Likewise, the Alberto Gonzalez was wrong when he wrote that 2002 memo justifying the use of hoods, pressure points, and sleep deprivation. Perhaps in a perfect world, if we knew that we held prisoner a person who had knowledge of an imminent nuclear attack, then perhaps . . . probably . . . torture to save the lives of millions would be justifiable, for self-defense reasons. Unfortunately, intelligence gathered through means of torture or practices tending toward torture is notoriously unreliable, and has proven to be so ever since the
French practices during the Battle of Algiers in 1956 and 1957. The hardcore zealots will resist the torture or will provide false information. It is in their nature to take it to the limit.
And when we first begin to justify limited use of force such as pressure points and hoods, the line is blurred, and we slowly
become that which we hate most. We become what we set out to put an end to in the beginning. No matter what official policy is, the result is Abu Ghraib and a collection of secret detention centers that leftwing critics around the world are calling the
American gulag. Fallible human beings cannot draw the line at what is torture and what is acceptable when once we begin to sink into that moral gray area.

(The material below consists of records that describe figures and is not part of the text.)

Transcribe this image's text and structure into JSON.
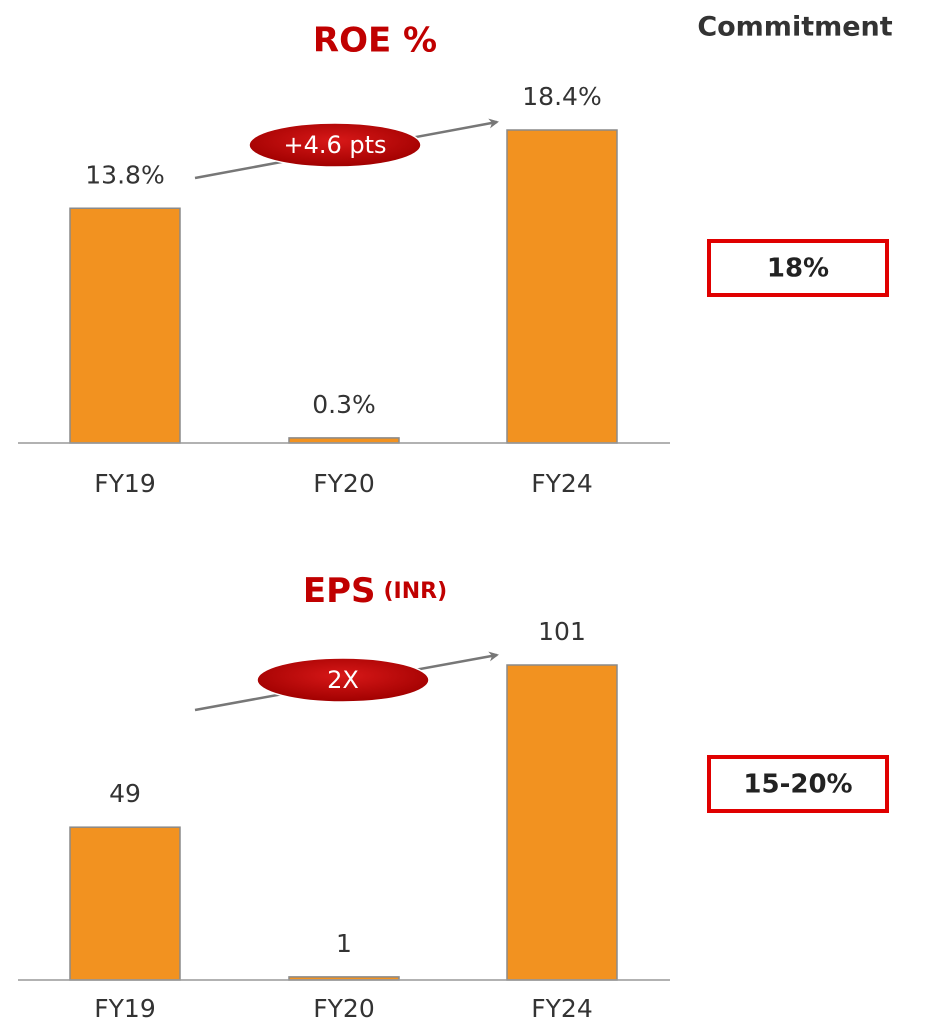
{
  "chart_data": [
    {
      "type": "bar",
      "title": "ROE %",
      "categories": [
        "FY19",
        "FY20",
        "FY24"
      ],
      "values": [
        13.8,
        0.3,
        18.4
      ],
      "value_labels": [
        "13.8%",
        "0.3%",
        "18.4%"
      ],
      "annotation": "+4.6 pts",
      "color": "#f29220"
    },
    {
      "type": "bar",
      "title": "EPS",
      "subtitle": "(INR)",
      "categories": [
        "FY19",
        "FY20",
        "FY24"
      ],
      "values": [
        49,
        1,
        101
      ],
      "annotation": "2X",
      "color": "#f29220"
    }
  ],
  "commitment": {
    "title": "Commitment",
    "values": [
      "18%",
      "15-20%"
    ]
  }
}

The ends do not justify the means. It is our calling and duty as that city on a hill that Ronald Reagan spoke about that we, as much as is possible, remain above reproach when it comes to human rights most importantly when it is in relation to our treatment of prisoners. Because so many people hate us and because we have raised the bar for ourselves internationally by our willingness to attack regimes that violate human rights (i.e. Iraq), our enemies look for every opportunity to point to apparent hypocrisy and various other chinks in our moral armor. I am not advocating merely giving into every criticism that emanates from people who do not have the stomach to stand up and fight for justice and human rights. Many of them have never seen a war that looked justifed to them. I am saying that we need to intelligently realize that when we remain above reproach when it comes to human rights, we speak with greater authority and the world respects us more. That is a consideration we must make.